Understanding RDMA microarchitecture resources for performance isolation

#RDMA #performance_isolation #test_suite #RNIC #virtual_machine #RDMA_microarchitecture_resource

Meta Info

Presented in NSDI 2023.

Authors: Xinhao Kong, Jingrong Chen (Duke University), Wei Bai (Microsoft), Yechen Xu (SJTU), Mahmoud Elhaddad, Shachar Raindel, Jitendra Padhye (Microsoft), Alvin R. Lebeck, Danyang Zhuo (Duke University).

Benchmark suite: https://github.com/host-bench/husky

Understanding the paper

Background

  • Cloud providers are working towards supporting RDMA in general-purpose guest VMs to benefit third-party workloads (as opposed to first-party workloads such as storage and ML). Thus they must provide performance isolation for tenants sharing the same RNIC.

  • RDMA brings unique challenges to network performance isolation due to its complex NIC microarchitecture resources (e.g., NIC cache and processing units).

  • This work looks at how these microarchitecture resources affect RDMA performance isolation from a public cloud provider’s perspective. The cloud provider has no knowledge and control of tenants’ RDMA applications, and tenants can consume RNIC microarchitecture resources in arbitrary manners.

Contributions

  • Study the impact of all types of control verbs and exceptions on RDMA microarchitecture resource consumption.

  • Present a model that represents how RDMA operations use RNIC resources.

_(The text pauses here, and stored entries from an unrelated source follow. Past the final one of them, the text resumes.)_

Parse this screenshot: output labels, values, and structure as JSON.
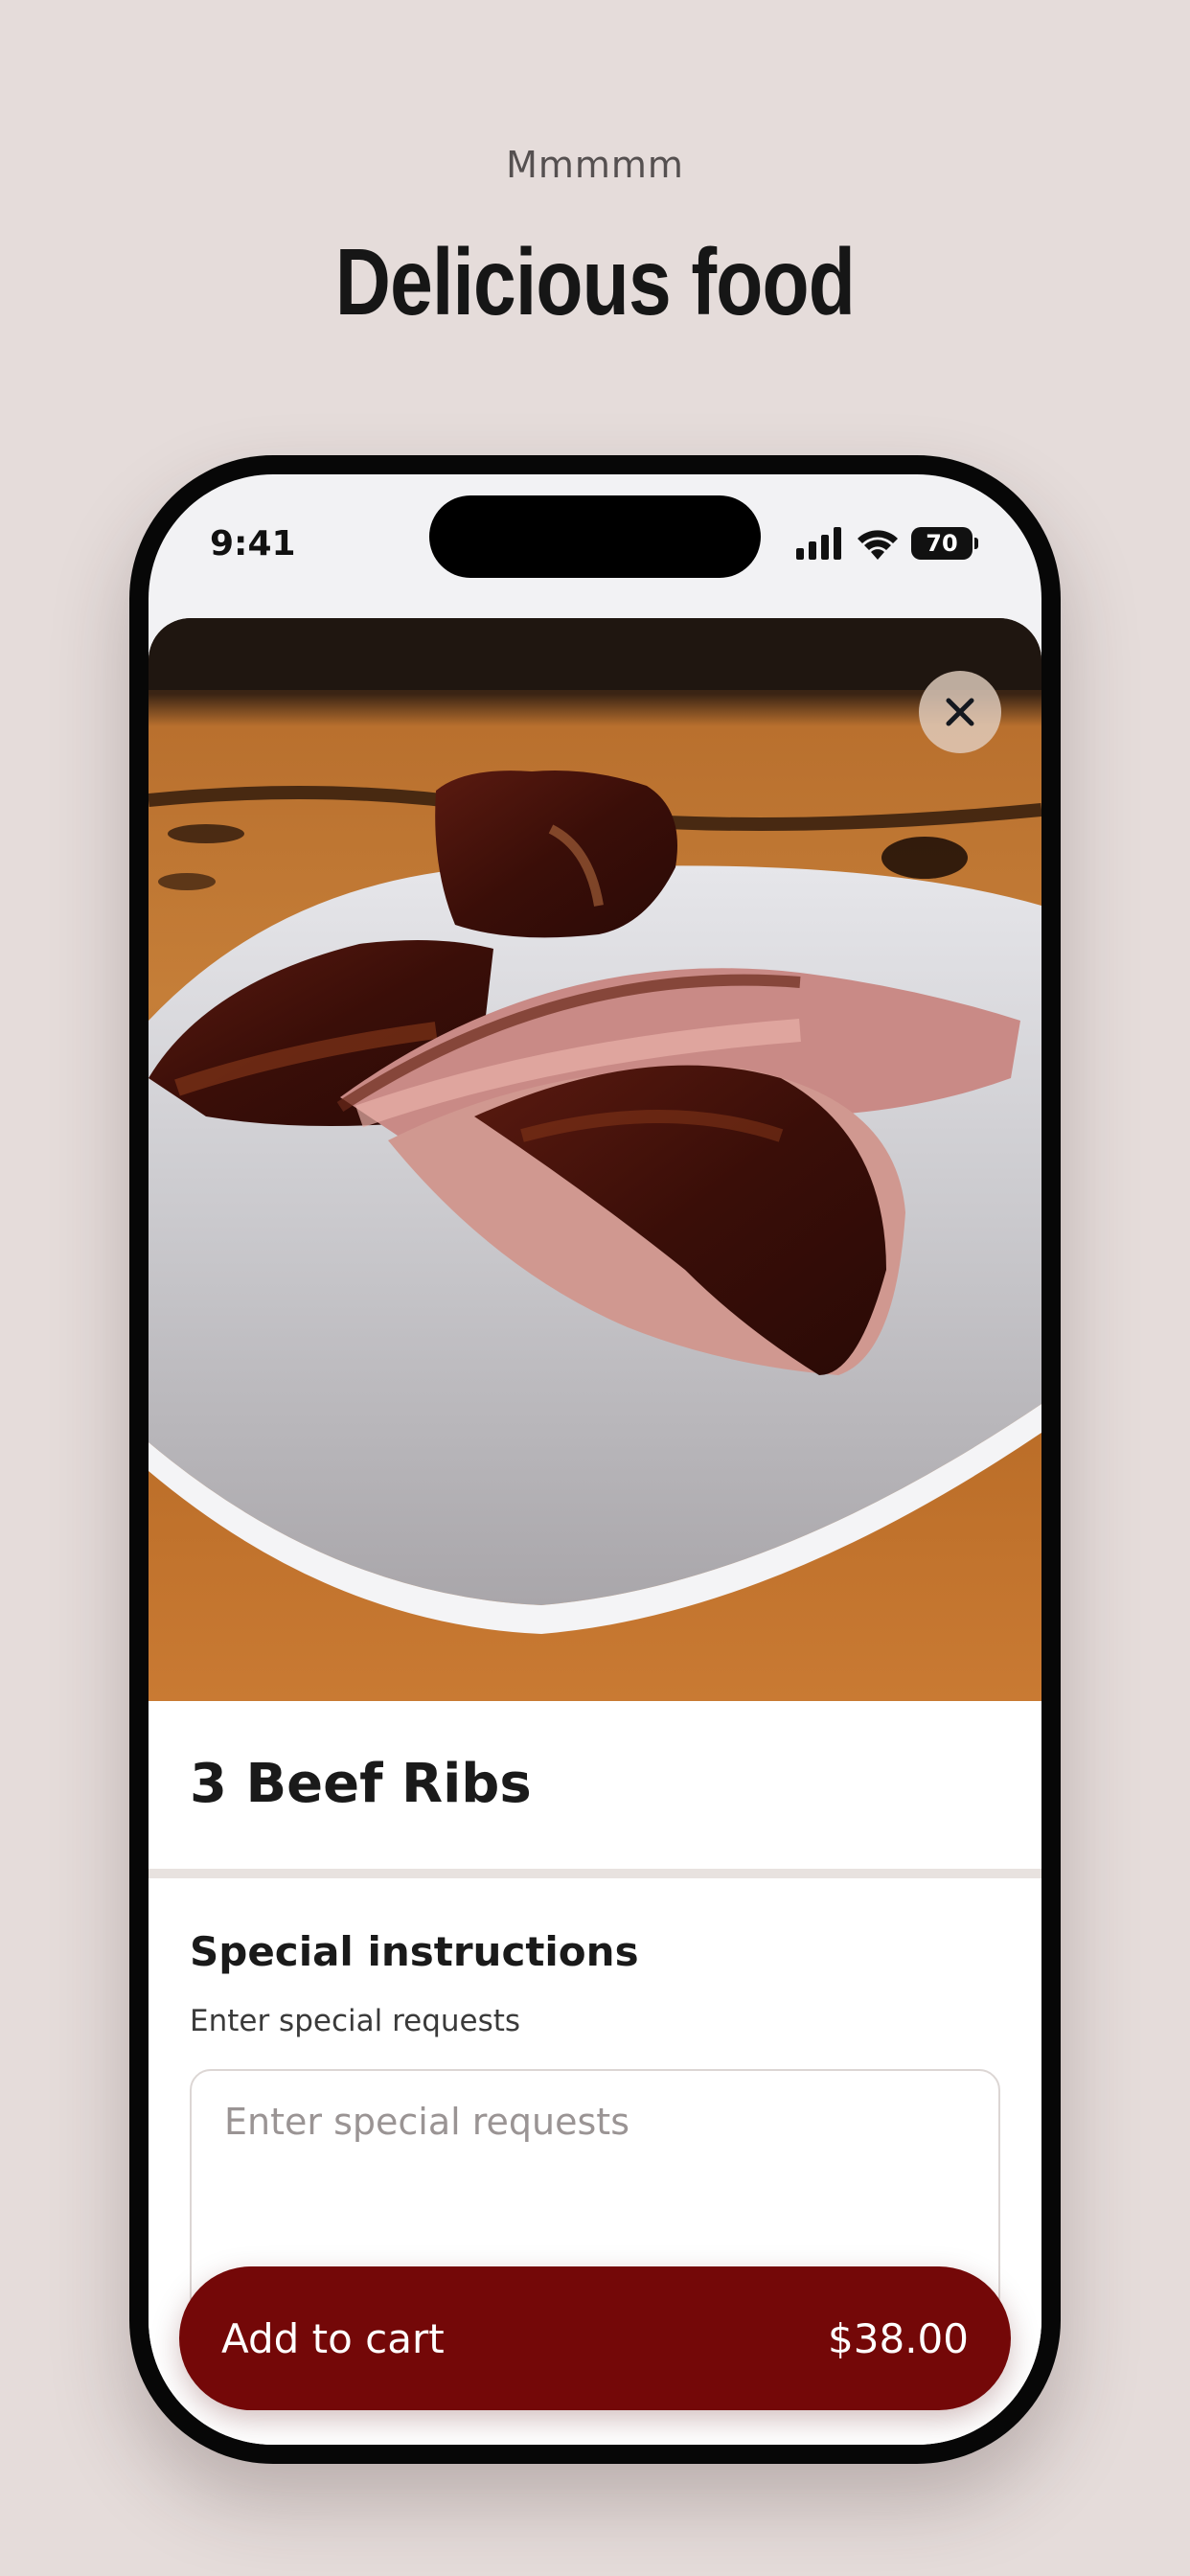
{
  "header": {
    "eyebrow": "Mmmmm",
    "headline": "Delicious food"
  },
  "status_bar": {
    "time": "9:41",
    "battery_level": "70",
    "icons": [
      "cellular-signal-icon",
      "wifi-icon",
      "battery-icon"
    ]
  },
  "item": {
    "image_icon": "food-photo-ribs",
    "title": "3 Beef Ribs",
    "close_icon": "close-icon"
  },
  "special_instructions": {
    "title": "Special instructions",
    "label": "Enter special requests",
    "placeholder": "Enter special requests",
    "value": ""
  },
  "cart_button": {
    "label": "Add to cart",
    "price": "$38.00"
  },
  "colors": {
    "background": "#e5dcda",
    "accent": "#740808",
    "text": "#161616"
  }
}
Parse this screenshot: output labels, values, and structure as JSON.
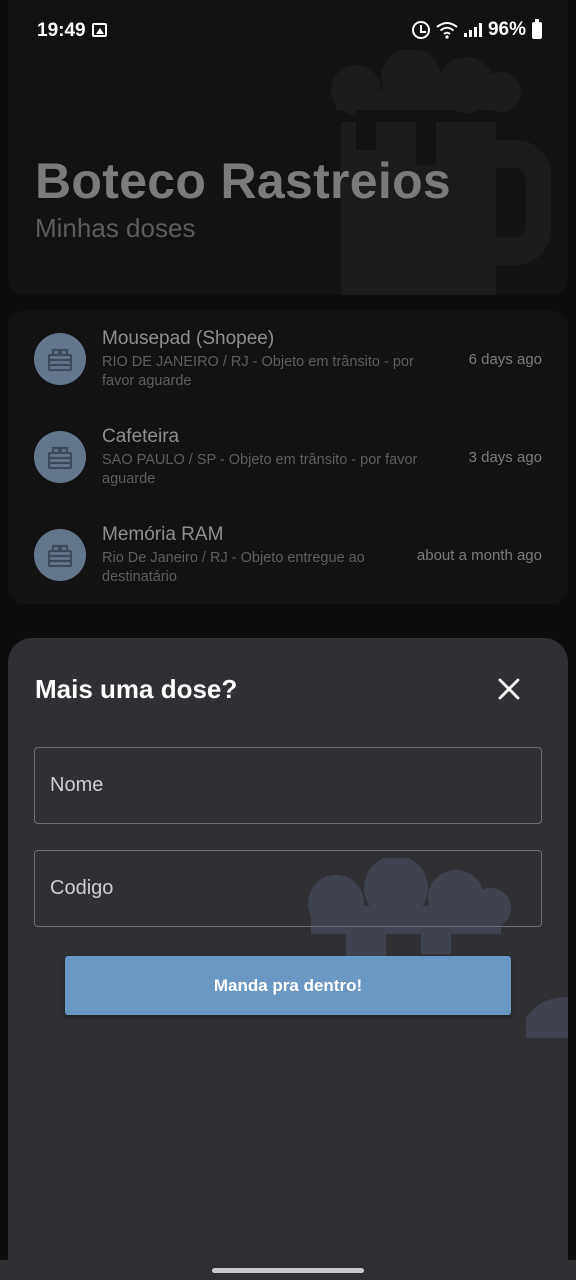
{
  "status_bar": {
    "time": "19:49",
    "battery": "96%",
    "icons": [
      "gallery-icon",
      "alarm-icon",
      "wifi-icon",
      "signal-icon",
      "battery-icon"
    ]
  },
  "header": {
    "title": "Boteco Rastreios",
    "subtitle": "Minhas doses",
    "background_icon": "beer-mug-icon"
  },
  "packages": [
    {
      "name": "Mousepad (Shopee)",
      "status": "RIO DE JANEIRO / RJ - Objeto em trânsito - por favor aguarde",
      "time": "6 days ago",
      "icon": "package-icon"
    },
    {
      "name": "Cafeteira",
      "status": "SAO PAULO / SP - Objeto em trânsito - por favor aguarde",
      "time": "3 days ago",
      "icon": "package-icon"
    },
    {
      "name": "Memória RAM",
      "status": "Rio De Janeiro / RJ - Objeto entregue ao destinatário",
      "time": "about a month ago",
      "icon": "package-icon"
    }
  ],
  "sheet": {
    "title": "Mais uma dose?",
    "close_icon": "close-icon",
    "name_placeholder": "Nome",
    "name_value": "",
    "code_placeholder": "Codigo",
    "code_value": "",
    "submit_label": "Manda pra dentro!"
  },
  "colors": {
    "background": "#0c0c0d",
    "card": "#121213",
    "sheet": "#303034",
    "accent": "#6a98c4",
    "avatar": "#64768c"
  }
}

  • Develop a test suite to evaluate RDMA performance isolation solutions. It shows that none of the existing solutions can pass the test suite, including three major RNIC vendors, NVIDIA (acknowledge their results), Chelsio and Intel.

Key findings

  • Microarchitecture resources

    • NIC caches

      • Control verbs can cause excessive cache misses and a drastic performance reduction.

      • Data verbs contend for different RNIC caches.

      • Wide range access across many objects (QP, CQ, MR) causes ICM cache misses.

    • Processing units

      • Performance interference between different data verbs depends on the complexity of verbs.

      • Error handling can stall RNIC processing units and hang all the applications.

      • The impact of control verbs is restricted by its kernel involvement.

    • PCIe bandwidth

      • Will only become the bottleneck when the request size is in a specific range.